Der im Devolutionsweg zuständig gewordene Gemeinderat der Gemeinde B. entschied schließlich mit Bescheid vom 04.07.2013, Zl ****, und wies die Berufung der Beschwerdeführerin als unbegründet ab. Dies mit der Begründung, dass die gegenständlichen Mängel behoben worden seien und es daher auf Seiten der Beschwerdeführerin an einer Beschwerde mangle. Hiebei berief er sich auf einen am 12.03.2013 durch DI DU durchgeführten Lokalaugenschein. DI DU habe festgestellt, dass der schwerwiegendste Mangel des defekten Sturzes im Wohnzimmer so behoben worden sei, dass die Gefahr des Versagens des Tragwerks nicht mehr bestehe.

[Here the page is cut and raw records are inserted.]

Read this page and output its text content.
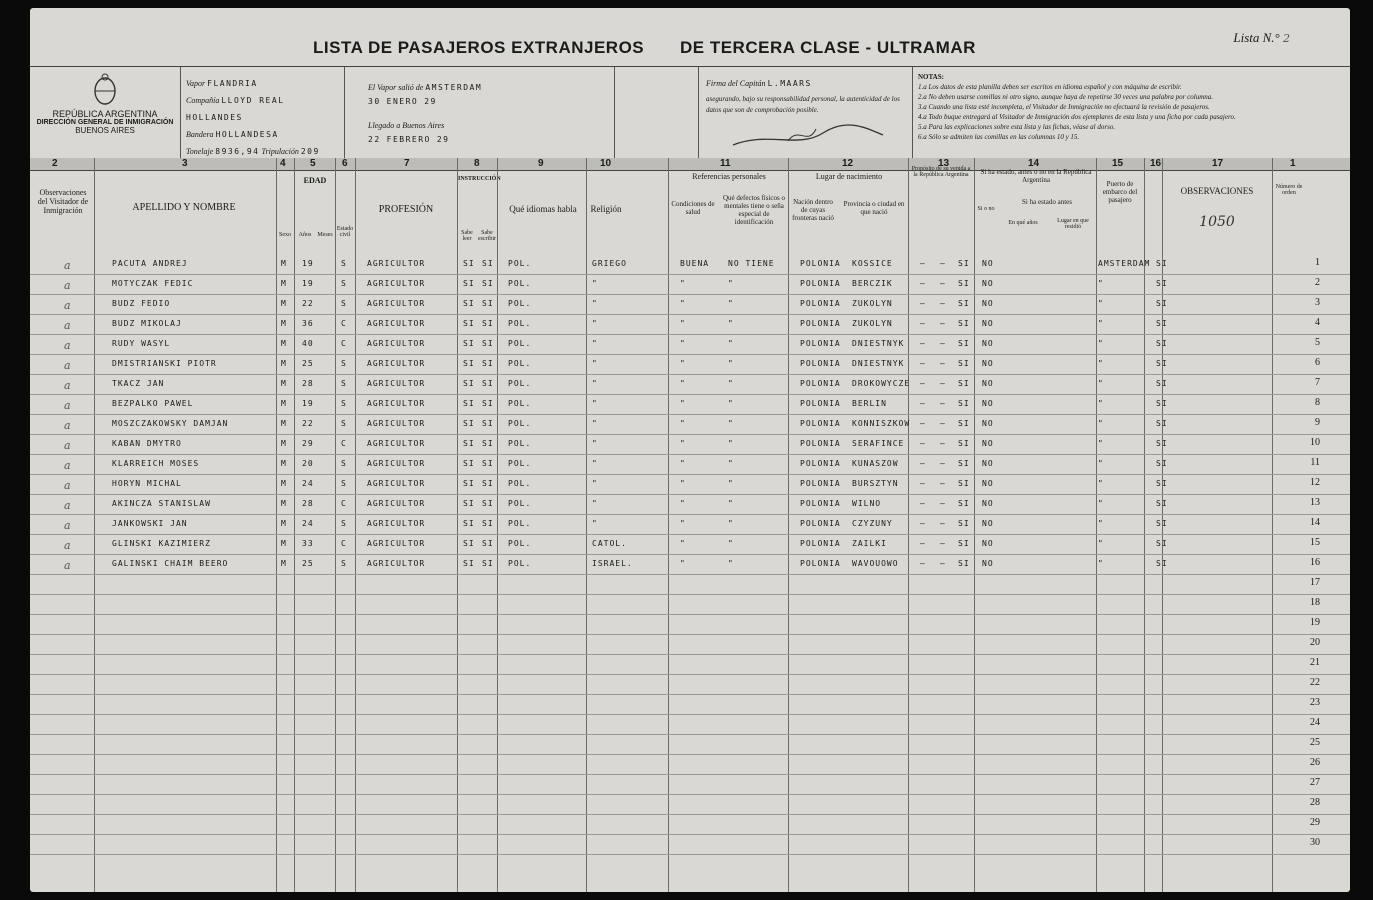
LISTA DE PASAJEROS EXTRANJEROS DE TERCERA CLASE - ULTRAMAR
Lista N.° 2
REPÚBLICA ARGENTINA
DIRECCIÓN GENERAL DE INMIGRACIÓN
BUENOS AIRES
Vapor FLANDRIA
Compañía LLOYD REAL HOLLANDES
Bandera HOLLANDESA
Tonelaje 8936,94 Tripulación 209
El Vapor salió de AMSTERDAM
30 ENERO 29
Llegado a Buenos Aires
22 FEBRERO 29
Firma del Capitán L.MAARS
asegurando, bajo su responsabilidad personal, la autenticidad de los datos que son de comprobación posible.
NOTAS:
1.a Los datos de esta planilla deben ser escritos en idioma español y con máquina de escribir.
2.a No deben usarse comillas ni otro signo, aunque haya de repetirse 30 veces una palabra por columna.
3.a Cuando una lista esté incompleta, el Visitador de Inmigración no efectuará la revisión de pasajeros.
4.a Todo buque entregará al Visitador de Inmigración dos ejemplares de esta lista y una ficha por cada pasajero.
5.a Para las explicaciones sobre esta lista y las fichas, véase al dorso.
6.a Sólo se admiten las comillas en las columnas 10 y 15.
2	3	4 5	6	7	8	9	10	11	12	13	14	15	16	17	1
Observaciones del Visitador de Inmigración	APELLIDO Y NOMBRE
Sexo
EDAD
Años	Meses
Estado civil
PROFESIÓN
INSTRUCCIÓN
Sabe leer
Sabe escribir
Qué idiomas habla	Religión
Referencias personales
Condiciones de salud
Qué defectos físicos o mentales tiene o seña especial de identificación
Lugar de nacimiento
Nación dentro de cuyas fronteras nació
Provincia o ciudad en que nació
Propósito de su venida a la República Argentina	Si ha estado, antes o no en la República Argentina
Si o no
Si ha estado antes
En qué años	Lugar en que residió
Puerto de embarco del pasajero
OBSERVACIONES
1050
Número de orden
a	PACUTA ANDREJ	M 19	S	AGRICULTOR	SI SI POL.	GRIEGO	BUENA NO TIENE	POLONIA KOSSICE	– – SI NO	AMSTERDAM SI	1
a	MOTYCZAK FEDIC	M 19	S	AGRICULTOR	SI SI POL.	"	"	"	POLONIA BERCZIK	– – SI NO	"	SI	2
a	BUDZ FEDIO	M 22	S	AGRICULTOR	SI SI POL.	"	"	"	POLONIA ZUKOLYN	– – SI NO	"	SI	3
a	BUDZ MIKOLAJ	M 36	C	AGRICULTOR	SI SI POL.	"	"	"	POLONIA ZUKOLYN	– – SI NO	"	SI	4
a	RUDY WASYL	M 40	C	AGRICULTOR	SI SI POL.	"	"	"	POLONIA DNIESTNYK – – SI NO	"	SI	5
a	DMISTRIANSKI PIOTR	M 25	S	AGRICULTOR	SI SI POL.	"	"	"	POLONIA DNIESTNYK – – SI NO	"	SI	6
a	TKACZ JAN	M 28	S	AGRICULTOR	SI SI POL.	"	"	"	POLONIA DROKOWYCZE – – SI NO	"	SI	7
a	BEZPALKO PAWEL	M 19	S	AGRICULTOR	SI SI POL.	"	"	"	POLONIA BERLIN	– – SI NO	"	SI	8
a	MOSZCZAKOWSKY DAMJAN	M 22	S	AGRICULTOR	SI SI POL.	"	"	"	POLONIA KONNISZKOW – – SI NO	"	SI	9
a	KABAN DMYTRO	M 29	C	AGRICULTOR	SI SI POL.	"	"	"	POLONIA SERAFINCE – – SI NO	"	SI	10
a	KLARREICH MOSES	M 20	S	AGRICULTOR	SI SI POL.	"	"	"	POLONIA KUNASZOW	– – SI NO	"	SI	11
a	HORYN MICHAL	M 24	S	AGRICULTOR	SI SI POL.	"	"	"	POLONIA BURSZTYN	– – SI NO	"	SI	12
a	AKINCZA STANISLAW	M 28	C	AGRICULTOR	SI SI POL.	"	"	"	POLONIA WILNO	– – SI NO	"	SI	13
a	JANKOWSKI JAN	M 24	S	AGRICULTOR	SI SI POL.	"	"	"	POLONIA CZYZUNY	– – SI NO	"	SI	14
a	GLINSKI KAZIMIERZ	M 33	C	AGRICULTOR	SI SI POL.	CATOL.	"	"	POLONIA ZAILKI	– – SI NO	"	SI	15
a	GALINSKI CHAIM BEERO	M 25	S	AGRICULTOR	SI SI POL.	ISRAEL.	"	"	POLONIA WAVOUOWO	– – SI NO	"	SI	16
17
18
19
20
21
22
23
24
25
26
27
28
29
30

Gegen diesen Bescheid erhob die Beschwerdeführerin, vertreten durch RA, rechtzeitig Vorstellung und begründete diese im Wesentlichen damit, dass der Bescheid des Bürgermeisters der Gemeinde B. vom 18.06.2012 derart mangelhaft sei, dass er als Titel eines Vollstreckungsverfahrens nicht in Frage komme. Aus dem „baupolizeilichen Verhalten“ der Gemeinde B. sei nicht erkennbar, welche Schäden vorhanden und welche Maßnahmen sinnvoll zu setzen seien (hiezu verweist er insbesondere auf deren Schreiben vom 3.10.2012). Die Beschwerdeführerin hingegen habe die von dem ihrerseits beigezogenen Sachverständigen für notwendig und sinnvoll erachteten Sanierungsarbeiten ausgeführt – selbst der Gemeinderat der Gemeinde B. führe im angefochtenen Berufungsbescheid aus, dass die im Bescheid vorgeschriebenen Mängel erledigt worden seien. Da somit im Zeitpunkt der Entscheidung der Berufungsbehörde die materiellen Voraussetzungen für die Erlassung des Erstbescheids nicht mehr vorgelegen hätten, wäre letzterer ersatzlos zu beheben gewesen. Im Übrigen tue sich eine verfassungsrechtliche Lücke dahingehend auf, dass Verwaltungsorgane ihr Amt im vorliegenden Fall eines Instandsetzungsverfahrens ausüben dürften, obwohl sie doch bereits im Verfahren zur Erteilung der Baubewilligung für dasselbe Objekt tätig gewesen seien.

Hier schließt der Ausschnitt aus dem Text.